Gullydeckel-Anschlag auf Zug nur vorgetäuscht? Lokführer vor Gericht!

Bad Berleburg - Gegen einen Lokführer, der einen Anschlag auf seinen eigenen Zug der Hessischen Landesbahn vorgetäuscht haben soll, beginnt am Freitag (10 Uhr) der Prozess.

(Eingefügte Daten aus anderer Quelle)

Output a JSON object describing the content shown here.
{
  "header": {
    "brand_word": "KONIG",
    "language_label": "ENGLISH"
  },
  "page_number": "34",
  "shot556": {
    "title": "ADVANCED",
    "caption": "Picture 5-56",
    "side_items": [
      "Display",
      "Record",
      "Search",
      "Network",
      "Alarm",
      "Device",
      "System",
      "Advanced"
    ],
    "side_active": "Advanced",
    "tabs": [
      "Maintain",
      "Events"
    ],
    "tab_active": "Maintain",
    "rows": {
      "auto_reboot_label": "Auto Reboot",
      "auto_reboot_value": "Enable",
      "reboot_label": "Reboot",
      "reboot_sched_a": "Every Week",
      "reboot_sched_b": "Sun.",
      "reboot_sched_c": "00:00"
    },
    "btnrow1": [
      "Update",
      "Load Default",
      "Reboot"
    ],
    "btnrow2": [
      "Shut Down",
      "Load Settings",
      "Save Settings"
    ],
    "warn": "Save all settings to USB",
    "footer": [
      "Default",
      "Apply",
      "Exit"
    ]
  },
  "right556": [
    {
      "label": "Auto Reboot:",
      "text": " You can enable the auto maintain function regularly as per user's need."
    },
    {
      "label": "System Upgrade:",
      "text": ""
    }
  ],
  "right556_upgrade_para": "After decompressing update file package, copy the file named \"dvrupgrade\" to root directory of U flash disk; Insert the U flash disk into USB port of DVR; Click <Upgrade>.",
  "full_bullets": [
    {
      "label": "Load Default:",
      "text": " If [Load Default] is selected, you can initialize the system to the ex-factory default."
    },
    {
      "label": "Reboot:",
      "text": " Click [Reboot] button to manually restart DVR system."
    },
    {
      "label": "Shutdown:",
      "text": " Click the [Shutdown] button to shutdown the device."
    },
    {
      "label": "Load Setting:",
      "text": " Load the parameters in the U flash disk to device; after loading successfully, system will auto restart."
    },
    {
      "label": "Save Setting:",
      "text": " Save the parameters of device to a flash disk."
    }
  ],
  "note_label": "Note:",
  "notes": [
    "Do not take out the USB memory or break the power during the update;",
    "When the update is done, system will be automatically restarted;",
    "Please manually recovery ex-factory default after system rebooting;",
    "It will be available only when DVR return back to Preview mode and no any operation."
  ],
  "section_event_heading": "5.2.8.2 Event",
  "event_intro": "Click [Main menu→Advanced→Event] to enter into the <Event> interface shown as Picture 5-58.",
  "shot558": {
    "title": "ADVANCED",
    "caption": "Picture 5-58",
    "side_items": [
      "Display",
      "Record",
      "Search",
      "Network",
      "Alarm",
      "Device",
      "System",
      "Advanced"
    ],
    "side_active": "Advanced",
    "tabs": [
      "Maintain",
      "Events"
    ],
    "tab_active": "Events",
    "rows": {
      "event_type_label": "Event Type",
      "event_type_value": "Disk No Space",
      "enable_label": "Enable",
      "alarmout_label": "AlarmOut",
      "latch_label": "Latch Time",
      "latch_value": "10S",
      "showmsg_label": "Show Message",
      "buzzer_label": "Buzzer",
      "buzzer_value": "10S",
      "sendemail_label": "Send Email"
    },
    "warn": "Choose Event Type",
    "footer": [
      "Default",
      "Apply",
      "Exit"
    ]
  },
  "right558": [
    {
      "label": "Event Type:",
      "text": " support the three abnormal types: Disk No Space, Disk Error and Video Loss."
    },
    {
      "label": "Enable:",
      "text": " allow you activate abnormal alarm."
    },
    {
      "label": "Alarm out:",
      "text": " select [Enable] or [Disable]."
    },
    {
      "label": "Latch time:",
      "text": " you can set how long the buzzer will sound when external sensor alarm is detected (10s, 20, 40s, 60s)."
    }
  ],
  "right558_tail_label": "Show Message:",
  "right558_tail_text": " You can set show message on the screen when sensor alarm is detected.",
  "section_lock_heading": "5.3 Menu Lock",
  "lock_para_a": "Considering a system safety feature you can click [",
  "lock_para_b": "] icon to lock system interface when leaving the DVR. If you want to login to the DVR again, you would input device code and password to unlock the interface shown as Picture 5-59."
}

Ein Zug der Hessischen Landesbahn steht mit zerstörter Frontscheibe in der Werkstatthalle in Siegen.
Ein Zug der Hessischen Landesbahn steht mit zerstörter Frontscheibe in der Werkstatthalle in Siegen.  © Markus Klümper/DPA

Laut Anklage hatte er Gullydeckel von einer Brücke hinabhängen lassen und seinen Regionalzug später absichtlich in die Falle gesteuert. Der Mann steht wegen Vortäuschens einer Straftat und gefährlichen Eingriffs in den Bahnverkehr in Bad Berleburg vor Gericht. Der 50-Jährige bestreitet die Vorwürfe.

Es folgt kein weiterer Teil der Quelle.